= NOD mice =

Strain of mice genetically prone to developing diabetes

Non-obese diabetic or NOD mice, like biobreeding rats, are used as an animal model for type 1 diabetes. Diabetes develops in NOD mice as a result of insulitis, a leukocytic infiltrate of the pancreatic islets. The onset of diabetes is associated with a moderate glycosuria and a non-fasting hyperglycemia. It is recommended to monitor for development of glycosuria from 10 weeks of age; this can be carried out using urine glucose dipsticks. NOD mice will develop spontaneous diabetes when left in a sterile environment. The incidence of spontaneous diabetes in the NOD mouse is 60–80% in females and 20–30% in males. Onset of diabetes also varies between males and females: commonly, onset is delayed in males by several weeks. The mice (as well as C57BL/6 and SJL) are known to carry IgG2c allele.

== History ==
Non-obese diabetic (NOD) mice exhibit a susceptibility to spontaneous development of autoimmune insulin dependent diabetes mellitus (IDDM). The NOD strain and related strains were developed at Shionogi Research Laboratories in Aburahi, Japan by Makino and colleagues and first reported in 1980. The group developed the NOD strain by an outbreeding of the cataract-prone strain from JcI:ICR mice.

== Susceptibility ==
The susceptibility to IDDM is polygenic and environment exerts a strong effect on gene penetrances. Environment including housing conditions, health status, and diet all affect development of diabetes in the mice. For instance, NOD mice maintained in different laboratories can have different levels of incidence.
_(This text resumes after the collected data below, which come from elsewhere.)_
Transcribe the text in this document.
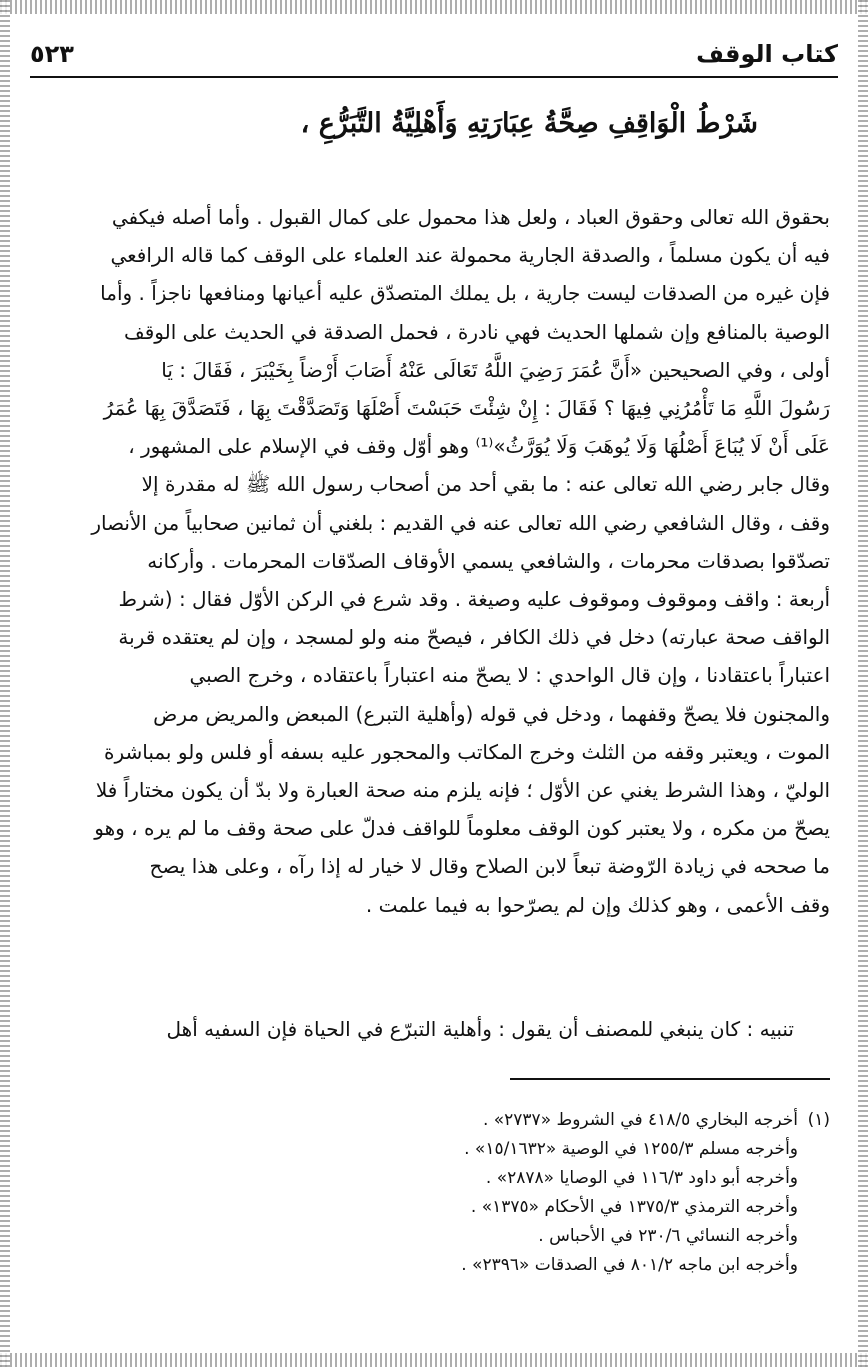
كتاب الوقف
٥٢٣
شَرْطُ الْوَاقِفِ صِحَّةُ عِبَارَتِهِ وَأَهْلِيَّةُ التَّبَرُّعِ ،

بحقوق الله تعالى وحقوق العباد ، ولعل هذا محمول على كمال القبول . وأما أصله فيكفي

فيه أن يكون مسلماً ، والصدقة الجارية محمولة عند العلماء على الوقف كما قاله الرافعي

فإن غيره من الصدقات ليست جارية ، بل يملك المتصدّق عليه أعيانها ومنافعها ناجزاً . وأما

الوصية بالمنافع وإن شملها الحديث فهي نادرة ، فحمل الصدقة في الحديث على الوقف

أولى ، وفي الصحيحين «أَنَّ عُمَرَ رَضِيَ اللَّهُ تَعَالَى عَنْهُ أَصَابَ أَرْضاً بِخَيْبَرَ ، فَقَالَ : يَا

رَسُولَ اللَّهِ مَا تَأْمُرُنِي فِيهَا ؟ فَقَالَ : إِنْ شِئْتَ حَبَسْتَ أَصْلَهَا وَتَصَدَّقْتَ بِهَا ، فَتَصَدَّقَ بِهَا عُمَرُ

عَلَى أَنْ لَا يُبَاعَ أَصْلُهَا وَلَا يُوهَبَ وَلَا يُوَرَّثُ»⁽¹⁾ وهو أوّل وقف في الإسلام على المشهور ،

وقال جابر رضي الله تعالى عنه : ما بقي أحد من أصحاب رسول الله ﷺ له مقدرة إلا

وقف ، وقال الشافعي رضي الله تعالى عنه في القديم : بلغني أن ثمانين صحابياً من الأنصار

تصدّقوا بصدقات محرمات ، والشافعي يسمي الأوقاف الصدّقات المحرمات . وأركانه

أربعة : واقف وموقوف وموقوف عليه وصيغة . وقد شرع في الركن الأوّل فقال : (شرط

الواقف صحة عبارته) دخل في ذلك الكافر ، فيصحّ منه ولو لمسجد ، وإن لم يعتقده قربة

اعتباراً باعتقادنا ، وإن قال الواحدي : لا يصحّ منه اعتباراً باعتقاده ، وخرج الصبي

والمجنون فلا يصحّ وقفهما ، ودخل في قوله (وأهلية التبرع) المبعض والمريض مرض

الموت ، ويعتبر وقفه من الثلث وخرج المكاتب والمحجور عليه بسفه أو فلس ولو بمباشرة

الوليّ ، وهذا الشرط يغني عن الأوّل ؛ فإنه يلزم منه صحة العبارة ولا بدّ أن يكون مختاراً فلا

يصحّ من مكره ، ولا يعتبر كون الوقف معلوماً للواقف فدلّ على صحة وقف ما لم يره ، وهو

ما صححه في زيادة الرّوضة تبعاً لابن الصلاح وقال لا خيار له إذا رآه ، وعلى هذا يصح

وقف الأعمى ، وهو كذلك وإن لم يصرّحوا به فيما علمت .

تنبيه : كان ينبغي للمصنف أن يقول : وأهلية التبرّع في الحياة فإن السفيه أهل
(١)أخرجه البخاري ٤١٨/٥ في الشروط «٢٧٣٧» .
وأخرجه مسلم ١٢٥٥/٣ في الوصية «١٥/١٦٣٢» .
وأخرجه أبو داود ١١٦/٣ في الوصايا «٢٨٧٨» .
وأخرجه الترمذي ١٣٧٥/٣ في الأحكام «١٣٧٥» .
وأخرجه النسائي ٢٣٠/٦ في الأحباس .
وأخرجه ابن ماجه ٨٠١/٢ في الصدقات «٢٣٩٦» .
The incidence of disease is linked to the microbiome.

NOD mice are also susceptible to developing other autoimmune syndromes, including autoimmunine sialitis, autoimmune thyroiditis, autoimmune peripheral polyneuropathy etc. Diabetes in these mice can be prevented by a single injection of mycobacterial adjuvants such as complete Freund's adjuvant (FCA) or Bacille de Calmette et Guérin (BCG) vaccine.

== Identifying IDDM susceptibility loci ==
Genetic Loci associated with susceptibility to IDDM have been identified in the NOD mouse strain through the development of congenic mouse strains, which have identified several insulin dependent diabetes (Idd) loci. The most important is idd1 which is the major histocompatibility complex class II loci I-Ag7.

NOD mice have polymorphisms in the Idd3 locus which are linked to IL-2 production. IL-2 promotes either immunity or tolerance in a concentration dependent fashion by acting on T helper cells, CTL and NK cells. Low amounts of IL-2 may be needed to promote survival of Treg in mice. Loss of IL-2 can thereby contribute to the development of autoimmunity in NOD mice.

NOD mice have a mutation in exon 2 of the CTLA-4 gene, which causes it to be spliced incorrectly. CTLA-4 plays a major role in suppressing the T-cell immune response. Without the proper functioning of CTLA-4, T-cells attack the insulin producing cells. This results in Type 1 Diabetes.